15. The composition according to claim 14, wherein said weight ratio is set between 2.7 and 3.2.

16. The composition according to claim 14, wherein said polysaccharide has a terminal glucose unit.

17. The composition according to claim 14, wherein said polysaccharide is an inulin, said inulin having a degree of polymerization greater than 20.

18. The composition according to claim 14, wherein said polysaccharide is a fructooligosaccharide, also indicated with FOS.

19. The composition according to claim 18, wherein said FOS has a degree of polymerization comprised between 3 and 10.

20. The composition according to claim 14, comprising furthermore an amount of a further essential amino acid selected from the group comprised of Leucine, Isoleucine, Valine, Phenyalanine, Threonine, Methionine, Histidine, a combination thereof, said amount adapted to substantially match a combination where amino acid units have respective weight proportions on 100% total amino acid units selected from the: Leucine 19±1%, Hisoleucine 15±1%, Valine 12±1%, Phenylalanine 10±1%, Trheonine 10±1%, Methyonine 7±1%, Histidine 7±1%.

21. The composition according to claim 14, comprising furthermore an amino acid selected from the group comprised of:

L-Omithine;

Potassium Aspartate;

L-Taurine;

Citrulline;

L-lsoleucine;

Glycine;

L-Arginine;

a combination thereof.

22. The composition according to claim 14, comprising furthermore a potassium-releasing compound.

23. The composition according to claim 14, wherein said composition contains an inulin in the range from 125 mg to 700 mg per gram proteins plus amino acids.

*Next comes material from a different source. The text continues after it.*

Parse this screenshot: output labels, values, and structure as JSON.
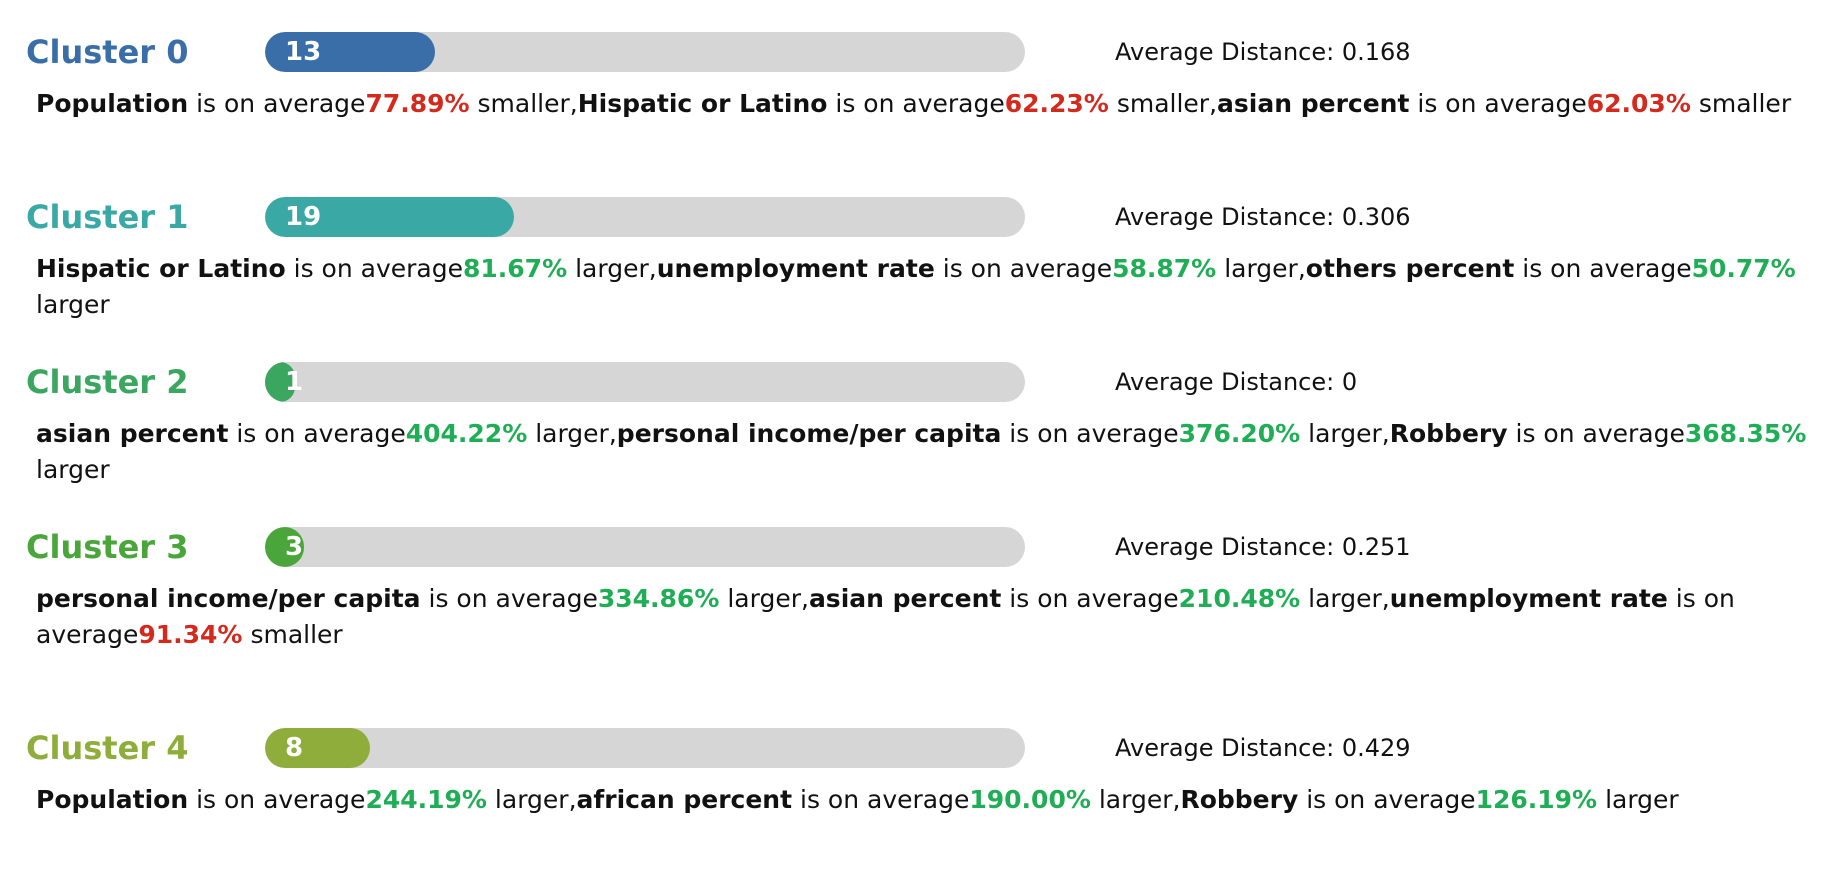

24. The composition according to claim 14, wherein said composition contains a FOS in the range from 125 mg to 700 mg per gram proteins plus amino acids.

25. The composition according to claim 14, wherein said composition contains α-Galactosidase in the range from 6 to 700 units per gram proteins plus amino acids.

26. The composition according to claim 14, wherein said composition contains Lactase in the range from 3 to 350 units per gram proteins plus amino acids.